Coach Profile: Trey Richey – Borden County


This is the first of what hopefully becomes a regular piece here on Enjoy.

Trey Richey – Borden County

Head Coaching History: 2007-present; all at Borden County High School
Head Coaching Record: 123-22
High School Attended: Jayton HS, Class of 1986
Football in HS: Running Back and Safety
College(s) Attended: Texas Tech 1986-87; McMurry University 1987-91
Football in College: Yes; Texas Tech-Red Shirt Freshman at FS/CB; McM-starter at Tail Back 1st season, starter at Safety last three seasons. *
Preferred offensive Set: J-Gun
Preferred Defensive Set: 2-3-1

Q & A:
Leman Saunders:
I believe you are the only coach (in six-man) to win a state title as a player and a coach; which was more exciting?

Trey Richey: To be completely honest with you in 1997 when I was the defensive and we (Borden County) won (the state title), it really made the '84 and '85 titles mean more. I just sat back and watched how the community reacted, the parents, what it meant to the school etc... I had a lot of pride in what we did back then, but it was more impacting at that moment. The few we have had recently mean a TON because of the journey as a head coach, and the fact that three or the four have included one of my sons as a player. So as a coach, it has been amazing! It has also meant more as a coach because of the guys I have been coaching with. From three are guys I coached the first two in Peter, Fernando Baeza and Colt McCook, to the last two that include Peter and now Bubba, Ricky Martinez and Mike Skelton…all of which were high school buddies. Ricky was quarterback and cornerback on the two Jayton state championship teams with me. He should be in the six-man hall of fame by the way. So unselfish and one of, if not, the best blocking quarterbacks ever.

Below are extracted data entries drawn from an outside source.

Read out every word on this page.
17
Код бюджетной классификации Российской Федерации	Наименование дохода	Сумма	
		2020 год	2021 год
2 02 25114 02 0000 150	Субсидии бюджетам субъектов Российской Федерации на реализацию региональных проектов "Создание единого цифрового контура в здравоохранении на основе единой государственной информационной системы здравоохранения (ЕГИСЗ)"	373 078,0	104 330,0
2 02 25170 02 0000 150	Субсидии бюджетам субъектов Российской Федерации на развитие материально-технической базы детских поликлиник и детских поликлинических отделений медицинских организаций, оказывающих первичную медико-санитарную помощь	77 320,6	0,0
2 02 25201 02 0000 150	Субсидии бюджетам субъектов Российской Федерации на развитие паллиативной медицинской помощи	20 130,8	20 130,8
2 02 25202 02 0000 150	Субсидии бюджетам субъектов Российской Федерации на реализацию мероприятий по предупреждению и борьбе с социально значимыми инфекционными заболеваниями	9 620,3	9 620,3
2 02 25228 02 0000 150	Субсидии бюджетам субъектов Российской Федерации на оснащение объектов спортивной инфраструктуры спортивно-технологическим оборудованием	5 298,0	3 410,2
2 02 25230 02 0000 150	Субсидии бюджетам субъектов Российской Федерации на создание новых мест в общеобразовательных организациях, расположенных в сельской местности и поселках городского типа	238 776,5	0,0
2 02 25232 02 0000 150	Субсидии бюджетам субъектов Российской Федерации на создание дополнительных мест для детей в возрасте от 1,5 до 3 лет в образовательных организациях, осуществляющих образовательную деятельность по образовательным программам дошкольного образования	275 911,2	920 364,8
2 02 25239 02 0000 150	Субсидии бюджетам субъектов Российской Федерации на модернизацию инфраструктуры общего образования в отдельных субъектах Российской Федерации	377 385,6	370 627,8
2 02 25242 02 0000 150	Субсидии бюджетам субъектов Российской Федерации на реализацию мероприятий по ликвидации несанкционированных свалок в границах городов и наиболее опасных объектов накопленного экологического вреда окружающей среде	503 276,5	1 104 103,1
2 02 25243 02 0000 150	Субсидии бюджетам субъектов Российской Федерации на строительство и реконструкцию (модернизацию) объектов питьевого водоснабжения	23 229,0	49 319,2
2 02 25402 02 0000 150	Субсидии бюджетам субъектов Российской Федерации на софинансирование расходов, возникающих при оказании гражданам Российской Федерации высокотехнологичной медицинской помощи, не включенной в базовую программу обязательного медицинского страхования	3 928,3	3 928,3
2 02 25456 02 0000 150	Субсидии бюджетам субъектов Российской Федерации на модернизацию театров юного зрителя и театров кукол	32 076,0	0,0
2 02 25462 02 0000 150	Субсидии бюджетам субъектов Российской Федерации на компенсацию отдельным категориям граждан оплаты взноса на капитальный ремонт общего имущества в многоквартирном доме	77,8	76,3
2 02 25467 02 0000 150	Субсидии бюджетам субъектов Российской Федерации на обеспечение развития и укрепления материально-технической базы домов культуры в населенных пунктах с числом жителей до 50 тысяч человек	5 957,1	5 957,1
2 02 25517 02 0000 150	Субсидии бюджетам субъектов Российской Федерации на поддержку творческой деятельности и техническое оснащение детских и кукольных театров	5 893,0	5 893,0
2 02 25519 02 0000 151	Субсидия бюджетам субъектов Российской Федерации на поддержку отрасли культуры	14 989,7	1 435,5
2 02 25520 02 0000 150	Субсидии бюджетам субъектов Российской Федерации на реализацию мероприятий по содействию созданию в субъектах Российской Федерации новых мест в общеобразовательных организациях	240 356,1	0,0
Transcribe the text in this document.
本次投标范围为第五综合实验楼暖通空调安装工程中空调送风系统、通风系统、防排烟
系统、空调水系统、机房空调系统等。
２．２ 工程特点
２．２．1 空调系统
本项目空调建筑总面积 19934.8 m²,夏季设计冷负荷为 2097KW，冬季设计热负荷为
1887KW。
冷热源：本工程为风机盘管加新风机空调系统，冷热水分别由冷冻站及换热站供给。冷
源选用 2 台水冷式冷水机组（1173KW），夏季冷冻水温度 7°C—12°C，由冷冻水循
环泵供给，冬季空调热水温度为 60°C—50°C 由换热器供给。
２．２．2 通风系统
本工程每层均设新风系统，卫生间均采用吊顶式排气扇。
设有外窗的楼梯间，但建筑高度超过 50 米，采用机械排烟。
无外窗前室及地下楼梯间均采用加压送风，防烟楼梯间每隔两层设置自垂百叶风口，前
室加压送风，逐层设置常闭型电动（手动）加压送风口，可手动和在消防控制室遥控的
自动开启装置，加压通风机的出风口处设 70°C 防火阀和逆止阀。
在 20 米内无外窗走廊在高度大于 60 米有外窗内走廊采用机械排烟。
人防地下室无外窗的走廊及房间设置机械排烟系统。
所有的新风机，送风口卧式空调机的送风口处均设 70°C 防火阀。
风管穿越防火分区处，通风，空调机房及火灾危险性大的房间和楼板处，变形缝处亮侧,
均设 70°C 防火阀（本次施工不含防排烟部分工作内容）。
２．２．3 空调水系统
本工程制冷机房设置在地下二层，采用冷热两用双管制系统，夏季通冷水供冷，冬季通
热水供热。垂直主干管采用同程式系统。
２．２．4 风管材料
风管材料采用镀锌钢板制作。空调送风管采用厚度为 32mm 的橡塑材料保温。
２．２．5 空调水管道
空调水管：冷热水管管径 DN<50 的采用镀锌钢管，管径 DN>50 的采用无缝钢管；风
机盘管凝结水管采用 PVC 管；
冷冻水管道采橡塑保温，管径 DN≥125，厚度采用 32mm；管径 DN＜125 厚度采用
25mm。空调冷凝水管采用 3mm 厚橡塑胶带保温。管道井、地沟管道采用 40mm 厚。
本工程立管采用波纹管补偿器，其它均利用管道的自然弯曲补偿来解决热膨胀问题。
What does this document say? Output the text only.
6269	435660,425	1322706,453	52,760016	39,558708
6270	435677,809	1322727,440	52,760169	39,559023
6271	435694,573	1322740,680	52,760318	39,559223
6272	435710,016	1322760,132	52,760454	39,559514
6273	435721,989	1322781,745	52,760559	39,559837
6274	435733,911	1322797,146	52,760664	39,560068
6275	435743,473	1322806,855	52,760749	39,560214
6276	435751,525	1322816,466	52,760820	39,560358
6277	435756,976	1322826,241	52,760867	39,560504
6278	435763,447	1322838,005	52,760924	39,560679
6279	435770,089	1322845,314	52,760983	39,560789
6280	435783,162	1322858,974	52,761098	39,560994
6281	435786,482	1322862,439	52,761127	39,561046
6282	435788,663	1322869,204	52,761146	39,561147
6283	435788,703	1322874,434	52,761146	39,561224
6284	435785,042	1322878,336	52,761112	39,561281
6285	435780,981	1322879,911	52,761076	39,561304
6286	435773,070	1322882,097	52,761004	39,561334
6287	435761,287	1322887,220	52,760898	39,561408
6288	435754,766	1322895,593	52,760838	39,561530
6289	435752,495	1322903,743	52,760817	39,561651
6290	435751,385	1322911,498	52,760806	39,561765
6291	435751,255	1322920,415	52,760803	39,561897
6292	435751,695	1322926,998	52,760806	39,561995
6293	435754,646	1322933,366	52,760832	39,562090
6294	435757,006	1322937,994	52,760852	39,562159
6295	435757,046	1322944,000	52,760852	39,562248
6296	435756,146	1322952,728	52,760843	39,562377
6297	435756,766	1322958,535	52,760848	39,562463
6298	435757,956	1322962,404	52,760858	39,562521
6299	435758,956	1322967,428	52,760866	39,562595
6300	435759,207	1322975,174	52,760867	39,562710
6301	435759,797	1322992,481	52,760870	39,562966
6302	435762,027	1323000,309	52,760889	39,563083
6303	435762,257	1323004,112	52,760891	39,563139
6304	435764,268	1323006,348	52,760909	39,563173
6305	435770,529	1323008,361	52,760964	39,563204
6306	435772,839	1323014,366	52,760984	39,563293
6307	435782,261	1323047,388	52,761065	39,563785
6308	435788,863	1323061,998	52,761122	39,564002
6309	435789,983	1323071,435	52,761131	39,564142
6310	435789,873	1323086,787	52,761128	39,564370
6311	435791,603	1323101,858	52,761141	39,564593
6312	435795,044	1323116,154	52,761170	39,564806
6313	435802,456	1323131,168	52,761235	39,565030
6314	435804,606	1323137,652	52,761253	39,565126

LS: If you could tell 1st year HC Trey Richey one thing, what would it be?

TR: The keys to success is hiring great guys around you, keeping the line of communication open between coaches and players, and remember…football is all about blocking and tackling no matter what the level. You need to have an identity and learning from coach Vance Jones’ offensive scheme and Bubba Edwards defensive schemes would be a great place to start. I have said many times if I was starting over, I would do what Vance does offensively. Which has influenced what we do, but we tried tied it to what we are already doing

LS: That leads into my next question: What coaches acted as mentors for you and who has influenced you the most?

TR: Well obviously the first coaches that have molded me into a lot of who and what I am would be my dad and my high school coach Phil Mitchell and my high school basketball coach Wendell Neff. Also little coach Oldenwald from my time at McMurry University, as well as Austin Chamness from McM too. Bobby Avery here at Borden and Kerry Owens have had a big impact…and of course Vance Jones. So many others have influenced or helped along the way; Mike Reed, Jerry Burkhart, Wayne Henderson, Brett Tyler, Bubba Edwards, Thomas Clay, and Billy Grumbles. All good friends that have helped in many ways what you do and what you think as a coach. A lot of guys have had a little part in who I am and what I do. Coach Lane Jackson, the original (Highland) and Jack Shely have had an impact as well.

*Richey accumulated 13 INTs at McMurry, including three in a single game (with a fumble recovery as well in the same game).

Note: In the 1985 state championship game against Christoval Jayton’s Trey Richey rushed for 461 yards and 8 TDs on 28 carries. His rushing yards are still a state championship game record and his eight touchdowns are tied for the most with DeWayne Miles who rushed for eight TDs in 1995. The game was played at McMurray University which would later be where Trey Richey’s would play college football and graduate from.